We at Tahoma Literary Review are gearing up for the annual AWP conference, and are happy to have the conference on our home turf here in Washington State. As long-time AWP attendees ourselves, we know it’s tough for the overbooked writer to explore the conference’s home city, especially when trying to save on cabs by travelling on foot. However, we want the thousands of writers descending on Seattle to get a taste of why so many of us are proud to call this city our own; in that spirit, we offer some walkable options to see and enjoy while you’re here in Seattle. Just set off from the conference center in some comfortable shoes (it’s okay. It’s the Northwest. We’re into comfortable footwear here) and you’ll get a true taste of our city.
The World’s Greatest Farmer’s Market
Seattle’s first and greatest farmer’s market, Pike Place Market was founded over a century ago and has been a city staple ever since. When the AWP book fair gets to be too overwhelming, walk down Pike Street toward the water and wander the stalls of over 80 local farmers and take in the delicious smells of dozens of restaurants and cafes. Whether you’re in the mood for espresso, wine, dim sum, piroshkies, pho, crepes, or freshly made cheese, with 9 acres of market territory at your disposal, you’ll have more dining options in the market than you can possibly explore in a single visit. A few must-sees include:
Le Panier–a French bakery with the best baguette in town, not to mention a gorgeous assortment of tarts and treats.
Market Spice–if you want to bring home something other than conference swag for those waiting for you at home, we recommend tea from Market Spice. Tucked into a corner behind the famously flying fish in Pike Place, this little shop carries the best range of teas and cooking spices in town.
Beecher’s Cheese–for the cheese lover, it doesn’t get better than this emporium of made-on-the-site cheeses. Pick up a wedge of the Flagship cheese for the hotel fridge. Thank us later.
Starbucks shmarbucks, we say. Sure, Seattle spawned the green-and-white coffee monster that’s taken over every street conner in the country, but we’ve got much better to offer. Hop one street over to Pine and start walking up the hill. We promise the coffee at Stumptown won’t disappoint. Everything on the menu, from the basic drip to the fanciest of lattes, is worth the walk.
…And Other Brews
If there’s one thing the Pacific Northwesterner enjoys more than a good cup of coffee, it’s a microbrew. We’re home to plenty of outstanding local breweries in Seattle, and happily, one of our finest is within staggering distance of the conference hotels. Head up Pike Street from the convention center to Elysian Brewing Company, a Seattle original with 16 locally brewed beers on tap alongside rare German and Belgian beers. The Valhalla Red IPA is a favorite.

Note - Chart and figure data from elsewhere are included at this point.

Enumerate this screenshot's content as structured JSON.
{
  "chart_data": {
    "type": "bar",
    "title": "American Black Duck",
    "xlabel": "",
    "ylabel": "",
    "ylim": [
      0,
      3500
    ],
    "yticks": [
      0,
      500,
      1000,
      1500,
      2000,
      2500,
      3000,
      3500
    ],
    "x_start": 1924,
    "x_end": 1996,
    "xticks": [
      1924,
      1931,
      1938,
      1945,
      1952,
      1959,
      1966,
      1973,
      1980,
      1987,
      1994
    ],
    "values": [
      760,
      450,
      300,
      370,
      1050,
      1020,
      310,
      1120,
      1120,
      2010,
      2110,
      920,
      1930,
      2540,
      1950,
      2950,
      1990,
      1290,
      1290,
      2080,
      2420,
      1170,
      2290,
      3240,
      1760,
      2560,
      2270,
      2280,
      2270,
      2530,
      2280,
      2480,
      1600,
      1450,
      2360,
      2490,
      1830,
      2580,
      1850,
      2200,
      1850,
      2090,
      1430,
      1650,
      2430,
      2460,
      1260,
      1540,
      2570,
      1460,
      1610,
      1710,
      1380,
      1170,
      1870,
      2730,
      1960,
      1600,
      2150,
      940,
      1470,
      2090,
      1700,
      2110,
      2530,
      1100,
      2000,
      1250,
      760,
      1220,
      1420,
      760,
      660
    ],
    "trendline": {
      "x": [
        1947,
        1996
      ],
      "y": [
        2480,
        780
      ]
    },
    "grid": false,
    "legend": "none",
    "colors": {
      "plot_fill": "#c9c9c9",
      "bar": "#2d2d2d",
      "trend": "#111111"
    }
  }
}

If you’re hankering for a little peace and fresh air after a long day in the bookfair, try a walk to the Olympic Sculpture Park. A project of the Seattle Art Museum, the park sits on a former industrial site reclaimed by the city as an environmentally conscious greenspace where locals can enjoy works of art by greats like Calder and McMakin in a beautiful natural setting. We’re particularly fond of walking inside Tony Smith’s massive Stinger.
If it’s too rainy for those of you not inured to the Northwest weather, you can take your appreciation of art indoors to the Seattle Art Museum or head uphill to the Frye Art Museum or the Seattle Asian Art Museum.
To many, Seattle is synonymous with the music scene. If you want to see where Nirvana, Pearl Jam, and Mudhoney all got their start, walk on over to the famous Crocodile Café in Belltown. Other can’t-be-missed staples of the local music scene distance include nearby Chop Suey and The Triple Door.
You may be tempted to skip over Seattle’s bookstore scene since you’ll already be inundated with bookish offerings at the conference itself, but it would be a mistake to miss Seattle’s Elliott Bay Book Company, especially if you’re in the market for signed editions and carefully selected staff recommendations. Speaking of staff, Elliott Bay has some of the nicest employees in town. It’s worth popping in just to meet the book-loving folks who work here.
Finally, Open Books, one of the world’s few poetry-only bookshops, is the only venue on TLR’s list of must-sees that may require a cab ride. We think you’ll agree that it’s worth making your way north to this Seattle poetry enclave owned by the poet Christine Deavel with John W. Marshall. Bags too heavy with all your poetry purchases from the bookfair? Open Books has you covered: if you spend $25 or more, they’ll ship your books to your home for free.